Fitch, together with S&P and Moody, are known as the big three credit rating agencies. Their role in the financial markets is to review the creditworthiness of both large businesses (e.g., Walmart, BP, etc) and governments (sometimes called sovereign borrowers). They do this by assessing the likelihood that the entity will default on any of its outstanding credit/debt obligations. They then assign a rating to the "credit" (as the entity is called), which signifies to investors and the market the creditworthiness of the credit.
Based on memory, the three CRAs have different ranking systems, but usually it is some variation of AAA, AA+, AA, AA-, A, BBB, etc. with "triple A" or AAA indicative of the lowest risk of default, and C ratings the highest risk of default.
Sovereign borrowers include the US Federal Government (as well as the UK Government, and nearly every other government in the world). Government raise money to fund everything from the military to schools to roads etc, primarily through either taxes and issuing bonds. If you are considering investing in a government bond, you want to know what the risk of default it so you can gauge how good of an investment it is.

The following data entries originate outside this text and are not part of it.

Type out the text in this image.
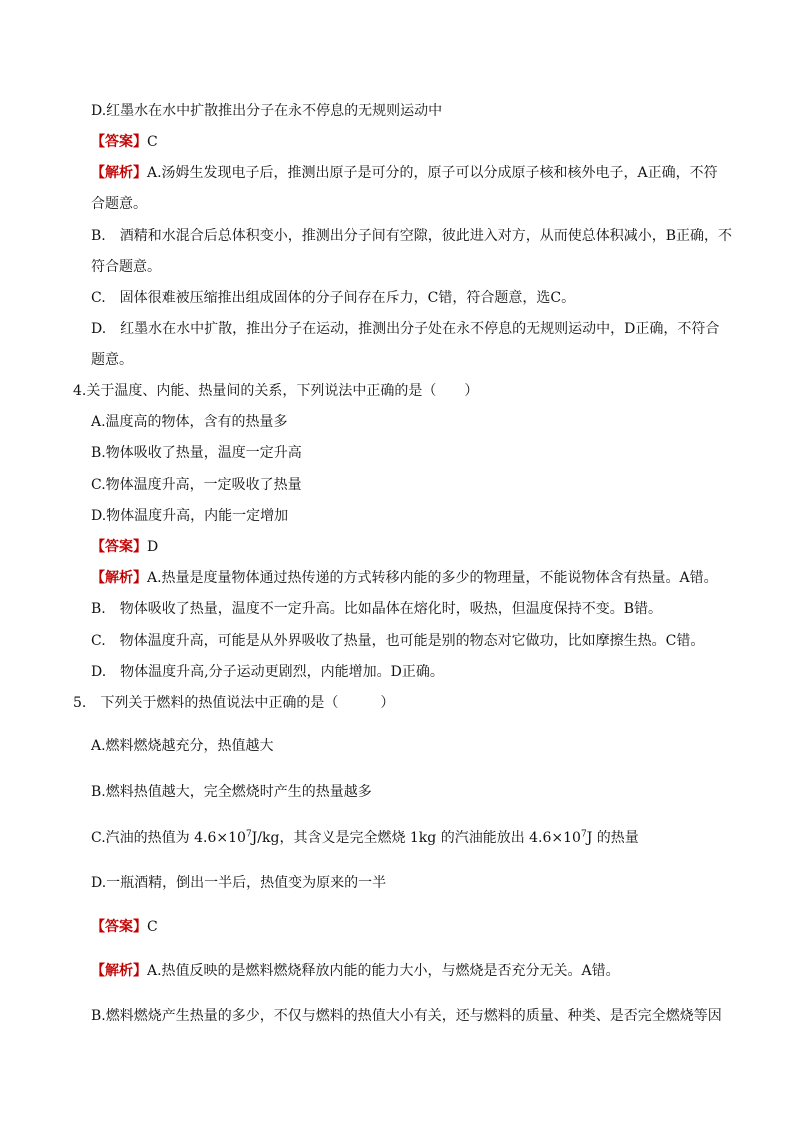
D.红墨水在水中扩散推出分子在永不停息的无规则运动中
【答案】C
【解析】A.汤姆生发现电子后，推测出原子是可分的，原子可以分成原子核和核外电子，A正确，不符
合题意。
B.　酒精和水混合后总体积变小，推测出分子间有空隙，彼此进入对方，从而使总体积减小，B正确，不
符合题意。
C.　固体很难被压缩推出组成固体的分子间存在斥力，C错，符合题意，选C。
D.　红墨水在水中扩散，推出分子在运动，推测出分子处在永不停息的无规则运动中，D正确，不符合
题意。
4.关于温度、内能、热量间的关系，下列说法中正确的是（　　）
A.温度高的物体，含有的热量多
B.物体吸收了热量，温度一定升高
C.物体温度升高，一定吸收了热量
D.物体温度升高，内能一定增加
【答案】D
【解析】A.热量是度量物体通过热传递的方式转移内能的多少的物理量，不能说物体含有热量。A错。
B.　物体吸收了热量，温度不一定升高。比如晶体在熔化时，吸热，但温度保持不变。B错。
C.　物体温度升高，可能是从外界吸收了热量，也可能是别的物态对它做功，比如摩擦生热。C错。
D.　物体温度升高,分子运动更剧烈，内能增加。D正确。
5.　下列关于燃料的热值说法中正确的是（　　　）
A.燃料燃烧越充分，热值越大
B.燃料热值越大，完全燃烧时产生的热量越多
C.汽油的热值为 $4.6\times 10^7J/kg$，其含义是完全燃烧 1kg 的汽油能放出 $4.6\times 10^7J$ 的热量
D.一瓶酒精，倒出一半后，热值变为原来的一半
【答案】C
【解析】A.热值反映的是燃料燃烧释放内能的能力大小，与燃烧是否充分无关。A错。
B.燃料燃烧产生热量的多少，不仅与燃料的热值大小有关，还与燃料的质量、种类、是否完全燃烧等因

Traditionally, US bonds have been seen as the safest kind of investment because of the US's role (traditionally) as the world's largest economy and a stable political system. In other words, if the US Federal Government sold you a 10 year $100,000 bond at 4%, you would be safe in assuming that you will receive that $100,000 back in 10 years, plus the interest payments throughout the course of the bond's life.

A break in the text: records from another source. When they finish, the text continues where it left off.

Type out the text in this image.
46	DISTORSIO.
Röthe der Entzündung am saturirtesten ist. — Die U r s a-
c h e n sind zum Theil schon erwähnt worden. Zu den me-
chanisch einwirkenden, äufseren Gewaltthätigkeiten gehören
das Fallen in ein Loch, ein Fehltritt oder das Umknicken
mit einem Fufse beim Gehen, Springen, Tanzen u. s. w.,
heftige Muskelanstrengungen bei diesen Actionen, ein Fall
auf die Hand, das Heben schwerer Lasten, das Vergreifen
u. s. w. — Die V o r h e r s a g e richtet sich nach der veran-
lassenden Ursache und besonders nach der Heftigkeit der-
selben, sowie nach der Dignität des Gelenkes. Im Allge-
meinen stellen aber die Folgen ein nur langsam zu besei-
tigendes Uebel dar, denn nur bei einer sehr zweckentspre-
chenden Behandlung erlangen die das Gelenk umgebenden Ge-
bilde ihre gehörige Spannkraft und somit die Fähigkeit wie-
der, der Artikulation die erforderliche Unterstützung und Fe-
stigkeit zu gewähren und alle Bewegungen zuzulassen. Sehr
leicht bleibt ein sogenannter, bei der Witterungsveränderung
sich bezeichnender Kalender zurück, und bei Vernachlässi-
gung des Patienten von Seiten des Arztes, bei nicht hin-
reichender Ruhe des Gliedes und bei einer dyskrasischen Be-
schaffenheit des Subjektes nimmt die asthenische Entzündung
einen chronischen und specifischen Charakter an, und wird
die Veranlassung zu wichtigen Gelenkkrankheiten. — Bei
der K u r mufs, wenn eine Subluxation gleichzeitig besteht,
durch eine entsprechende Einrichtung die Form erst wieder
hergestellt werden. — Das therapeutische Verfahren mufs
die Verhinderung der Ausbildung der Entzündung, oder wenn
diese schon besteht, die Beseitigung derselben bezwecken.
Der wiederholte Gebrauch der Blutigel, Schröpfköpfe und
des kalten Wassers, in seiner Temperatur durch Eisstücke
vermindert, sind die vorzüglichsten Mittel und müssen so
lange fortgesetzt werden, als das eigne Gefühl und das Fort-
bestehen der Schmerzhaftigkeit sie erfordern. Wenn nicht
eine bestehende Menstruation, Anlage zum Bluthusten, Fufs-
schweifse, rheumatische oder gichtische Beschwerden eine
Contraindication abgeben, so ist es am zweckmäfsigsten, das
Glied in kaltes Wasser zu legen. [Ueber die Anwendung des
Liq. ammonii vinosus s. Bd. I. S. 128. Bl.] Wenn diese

However, since the 1990s, there has emerged a political tactic propagated by the Republican Party (one of two primary political parties in the US) that basically allows them to threaten to make the Federal Government default on its outstanding debt as a way to force the other political party to agree to their political demands. On I think at least three occasions, most recently a couple of months ago, the US got very close to defaulting. This caused a degree of panic in the market, because if the US government's debt is at risk of non-payment, it would throw in to question all other sorts of debt whose price is dependent upon the current value of US bonds. I explain this in more detail in an article TCLA published a few weeks ago. You can read more about it here:
US debt ceiling negotiations continue to stall ahead of deadline.
Hope that is helpful! Let me know if you have any follow up questions.
(Also I have not forgotten about your PE question re: music catalogue acquisitions — I will circle back on that soon!)